Actually, I had a hard time, for many years, incorporating into my practice many figures such as Kannon and Jizo (and many of the more arcane rituals and customs of Buddhism such as some chants and ceremonies directed to these very same
"folks").
I have some cautions I would offer both to people who say (a) these things do exist in a concrete way, and those folks who say (b) they do not. While both those extremes may be correct (only the universe knows for sure, and I remain an open minded mystic-skeptic), I have come to see
"them" as archtypes, representing real characteristics of human life and (since we are just the universe) thus the universe.

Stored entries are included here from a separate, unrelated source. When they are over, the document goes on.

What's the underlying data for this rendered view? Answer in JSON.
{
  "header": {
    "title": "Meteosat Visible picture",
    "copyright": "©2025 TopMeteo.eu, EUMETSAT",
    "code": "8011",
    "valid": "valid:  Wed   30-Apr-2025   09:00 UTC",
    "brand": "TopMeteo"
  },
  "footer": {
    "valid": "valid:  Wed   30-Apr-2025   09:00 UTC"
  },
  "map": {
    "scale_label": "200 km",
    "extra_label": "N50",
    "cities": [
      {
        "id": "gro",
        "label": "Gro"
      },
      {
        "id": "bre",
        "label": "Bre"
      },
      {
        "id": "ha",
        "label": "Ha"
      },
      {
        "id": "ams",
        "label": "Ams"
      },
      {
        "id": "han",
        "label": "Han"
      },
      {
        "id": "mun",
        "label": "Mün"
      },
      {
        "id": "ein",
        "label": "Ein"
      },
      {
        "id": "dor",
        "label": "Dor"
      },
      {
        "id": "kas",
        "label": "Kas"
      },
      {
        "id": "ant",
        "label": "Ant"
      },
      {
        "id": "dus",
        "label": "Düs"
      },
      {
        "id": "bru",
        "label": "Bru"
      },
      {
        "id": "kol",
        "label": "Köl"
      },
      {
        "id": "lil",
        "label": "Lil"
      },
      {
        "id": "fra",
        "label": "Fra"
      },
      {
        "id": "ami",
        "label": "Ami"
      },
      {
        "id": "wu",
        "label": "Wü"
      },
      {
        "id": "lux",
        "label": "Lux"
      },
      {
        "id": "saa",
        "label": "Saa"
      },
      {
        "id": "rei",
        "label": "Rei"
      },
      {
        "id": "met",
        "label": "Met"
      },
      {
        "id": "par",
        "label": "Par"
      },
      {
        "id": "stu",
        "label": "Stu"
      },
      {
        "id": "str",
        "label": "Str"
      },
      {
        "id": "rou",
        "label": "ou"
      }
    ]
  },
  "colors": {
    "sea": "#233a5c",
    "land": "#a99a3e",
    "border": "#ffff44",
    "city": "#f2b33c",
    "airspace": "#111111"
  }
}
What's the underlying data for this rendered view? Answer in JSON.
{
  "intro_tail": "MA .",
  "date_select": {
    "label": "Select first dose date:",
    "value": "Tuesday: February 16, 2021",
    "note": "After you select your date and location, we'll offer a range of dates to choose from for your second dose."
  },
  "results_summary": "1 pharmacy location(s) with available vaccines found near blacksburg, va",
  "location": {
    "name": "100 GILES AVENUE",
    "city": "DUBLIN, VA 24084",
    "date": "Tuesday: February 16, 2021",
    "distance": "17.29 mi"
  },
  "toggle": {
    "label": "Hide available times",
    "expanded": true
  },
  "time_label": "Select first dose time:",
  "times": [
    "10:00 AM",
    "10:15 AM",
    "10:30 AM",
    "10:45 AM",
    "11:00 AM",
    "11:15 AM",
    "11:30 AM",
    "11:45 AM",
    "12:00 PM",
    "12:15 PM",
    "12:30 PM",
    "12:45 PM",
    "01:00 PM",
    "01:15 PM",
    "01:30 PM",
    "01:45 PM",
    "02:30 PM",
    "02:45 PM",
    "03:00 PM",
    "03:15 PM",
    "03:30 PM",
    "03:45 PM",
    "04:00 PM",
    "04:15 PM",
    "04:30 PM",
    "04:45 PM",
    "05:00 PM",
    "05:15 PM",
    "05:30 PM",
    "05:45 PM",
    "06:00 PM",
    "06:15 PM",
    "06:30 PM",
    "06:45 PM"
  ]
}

In other words, in a nutshell: When we feel in our hearts and act upon love and compassion, thereby love and compassion exists as a real, concrete aspect of the world which our hearts and acts create. And since, in our view, there is no "inside" or "outside" ultimately, what is inside you is just as much "the universe" and concrete reality as the moon, gravity and the stars. That is "Kannon", in that way a real and concrete aspect and 'force' of the world.

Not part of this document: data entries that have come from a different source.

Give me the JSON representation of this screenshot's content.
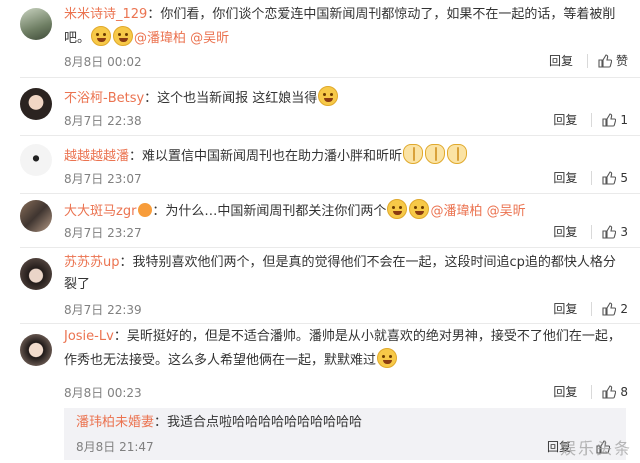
{
  "comments": [
    {
      "user": "米米诗诗_129",
      "text": "：你们看，你们谈个恋爱连中国新闻周刊都惊动了，如果不在一起的话，等着被削吧。",
      "mentions": [
        "@潘瑋柏",
        "@吴昕"
      ],
      "time": "8月8日 00:02",
      "reply": "回复",
      "likes": "赞"
    },
    {
      "user": "不浴柯-Betsy",
      "text": "：这个也当新闻报 这红娘当得",
      "time": "8月7日 22:38",
      "reply": "回复",
      "likes": "1"
    },
    {
      "user": "越越越越潘",
      "text": "：难以置信中国新闻周刊也在助力潘小胖和昕昕",
      "time": "8月7日 23:07",
      "reply": "回复",
      "likes": "5"
    },
    {
      "user": "大大斑马zgr",
      "text": "：为什么…中国新闻周刊都关注你们两个",
      "mentions": [
        "@潘瑋柏",
        "@吴昕"
      ],
      "time": "8月7日 23:27",
      "reply": "回复",
      "likes": "3"
    },
    {
      "user": "苏苏苏up",
      "text": "：我特别喜欢他们两个，但是真的觉得他们不会在一起，这段时间追cp追的都快人格分裂了",
      "time": "8月7日 22:39",
      "reply": "回复",
      "likes": "2"
    },
    {
      "user": "Josie-Lv",
      "text": "：吴昕挺好的，但是不适合潘帅。潘帅是从小就喜欢的绝对男神，接受不了他们在一起，作秀也无法接受。这么多人希望他俩在一起，默默难过",
      "time": "8月8日 00:23",
      "reply": "回复",
      "likes": "8"
    }
  ],
  "subreply": {
    "user": "潘玮柏未婚妻",
    "text": "：我适合点啦哈哈哈哈哈哈哈哈哈哈",
    "time": "8月8日 21:47",
    "reply": "回复"
  },
  "watermark": "娱乐头条",
  "colors": {
    "username": "#eb7350",
    "time": "#808080"
  }
}
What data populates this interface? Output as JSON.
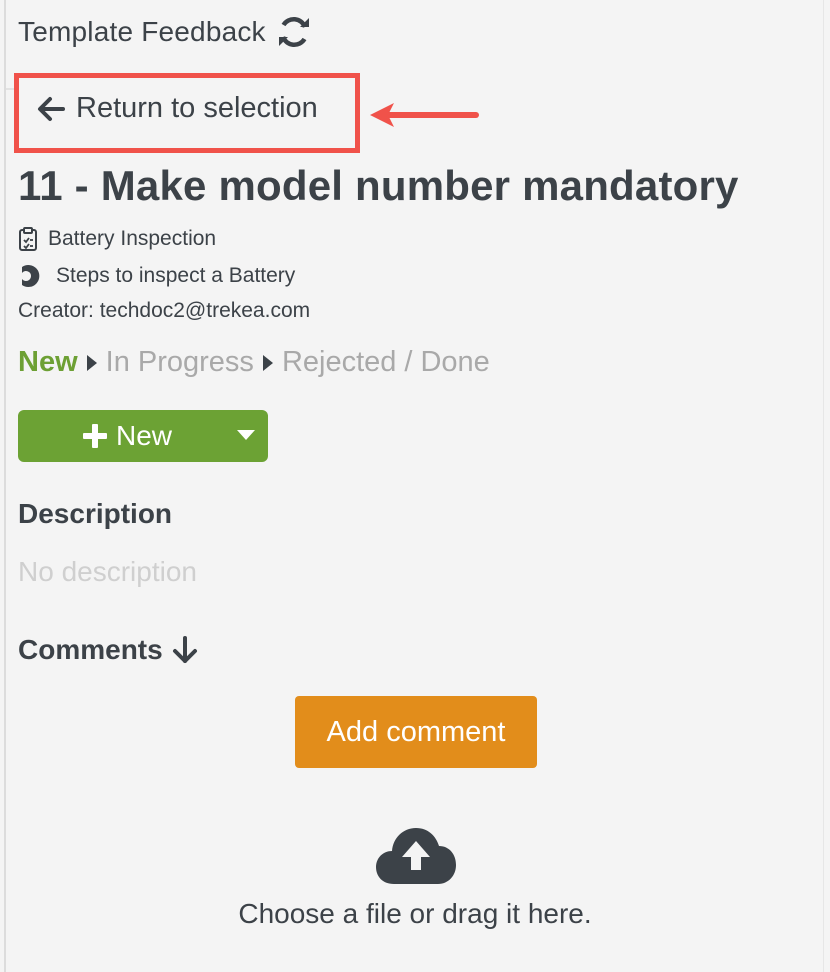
{
  "header": {
    "title": "Template Feedback",
    "refresh_icon": "refresh-icon"
  },
  "nav": {
    "return_label": "Return to selection",
    "return_icon": "arrow-left-icon"
  },
  "annotation": {
    "box_color": "#f0524a",
    "arrow_color": "#f0524a"
  },
  "feedback": {
    "title": "11 - Make model number mandatory",
    "template_name": "Battery Inspection",
    "step_name": "Steps to inspect a Battery",
    "creator": "Creator: techdoc2@trekea.com"
  },
  "status": {
    "current": "New",
    "next": "In Progress",
    "rejected": "Rejected",
    "separator": "/",
    "done": "Done",
    "current_color": "#6da034"
  },
  "status_button": {
    "label": "New",
    "color": "#6ca234"
  },
  "description": {
    "heading": "Description",
    "empty_text": "No description"
  },
  "comments": {
    "heading": "Comments",
    "add_label": "Add comment",
    "add_color": "#e28d1b"
  },
  "upload": {
    "text": "Choose a file or drag it here.",
    "icon": "cloud-upload-icon"
  }
}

I believe in Buddhist Heavens and Hells, Buddhas (apart from the historical Shakyamuni) and Boddhisattvas, and all the rest of the Buddhist cosmology, in much the spirit of that famous essay ... "
Yes, Virginia, there is a Santa Claus". Did you ever read that? A little girl wrote to a newspaper editor, back in 1897, saying that she'd heard from friends that there is no Santa Claus. "Is it true?", she asked. Part of the response ran like this ...

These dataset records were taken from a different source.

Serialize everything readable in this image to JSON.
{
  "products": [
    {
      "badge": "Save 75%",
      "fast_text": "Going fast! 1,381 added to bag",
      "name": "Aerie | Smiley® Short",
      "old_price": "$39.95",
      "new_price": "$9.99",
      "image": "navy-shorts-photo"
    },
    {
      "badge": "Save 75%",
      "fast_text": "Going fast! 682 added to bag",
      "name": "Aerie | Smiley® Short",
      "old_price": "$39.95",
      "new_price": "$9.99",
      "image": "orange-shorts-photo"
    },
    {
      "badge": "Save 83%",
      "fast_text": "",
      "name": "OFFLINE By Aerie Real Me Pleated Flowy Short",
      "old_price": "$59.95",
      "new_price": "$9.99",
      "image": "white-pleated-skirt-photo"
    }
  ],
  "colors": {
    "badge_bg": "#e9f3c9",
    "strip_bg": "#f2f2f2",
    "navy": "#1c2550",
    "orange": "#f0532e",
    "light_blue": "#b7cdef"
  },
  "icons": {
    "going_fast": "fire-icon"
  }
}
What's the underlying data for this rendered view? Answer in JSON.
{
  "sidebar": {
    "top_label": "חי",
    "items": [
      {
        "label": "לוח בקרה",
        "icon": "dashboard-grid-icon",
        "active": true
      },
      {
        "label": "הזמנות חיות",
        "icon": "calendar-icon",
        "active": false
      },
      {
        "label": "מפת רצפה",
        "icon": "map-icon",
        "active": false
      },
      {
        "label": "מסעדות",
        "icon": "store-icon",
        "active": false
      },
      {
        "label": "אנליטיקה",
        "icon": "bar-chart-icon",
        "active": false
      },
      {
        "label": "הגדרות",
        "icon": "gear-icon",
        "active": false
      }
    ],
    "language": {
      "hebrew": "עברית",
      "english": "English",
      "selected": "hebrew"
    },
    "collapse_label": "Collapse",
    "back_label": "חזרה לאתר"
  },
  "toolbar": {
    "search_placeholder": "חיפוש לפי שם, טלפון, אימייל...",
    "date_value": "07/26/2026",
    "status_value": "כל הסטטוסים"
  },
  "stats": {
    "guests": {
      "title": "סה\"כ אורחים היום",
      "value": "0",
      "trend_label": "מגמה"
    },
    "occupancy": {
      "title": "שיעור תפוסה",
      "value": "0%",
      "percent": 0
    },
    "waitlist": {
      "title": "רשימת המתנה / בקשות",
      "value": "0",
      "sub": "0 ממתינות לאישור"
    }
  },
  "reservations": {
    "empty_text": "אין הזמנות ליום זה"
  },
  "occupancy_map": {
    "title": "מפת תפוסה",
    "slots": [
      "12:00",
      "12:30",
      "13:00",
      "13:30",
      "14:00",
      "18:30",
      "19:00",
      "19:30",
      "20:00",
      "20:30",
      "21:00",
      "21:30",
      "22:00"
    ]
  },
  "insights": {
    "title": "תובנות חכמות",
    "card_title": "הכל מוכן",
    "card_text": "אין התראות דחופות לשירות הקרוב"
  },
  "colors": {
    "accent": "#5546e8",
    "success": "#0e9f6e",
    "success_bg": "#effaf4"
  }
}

What? You don't believe in Santa Claus?
GassHo Ho Ho, Jundo
VIRGINIA, your little friends are wrong. They have been affected by the skepticism of a skeptical age. They do not believe except [what] they see. They think that nothing can be which is not comprehensible by their little minds. All minds, Virginia, whether they be men's or children's, are little. In this great universe of ours man is a mere insect, an ant, in his intellect, as compared with the boundless world about him, as measured by the intelligence capable of grasping the whole of truth and knowledge.
Yes, VIRGINIA, there is a Santa Claus. He exists as certainly as love and generosity and devotion exist, and you know that they abound and give to your life its highest beauty and joy. Alas! how dreary would be the world if there were no Santa Claus. It would be as dreary as if there were no VIRGINIAS. There would be no childlike faith then, no poetry, no romance to make tolerable this existence. We should have no enjoyment, except in sense and sight. The eternal light with which childhood fills the world would be extinguished.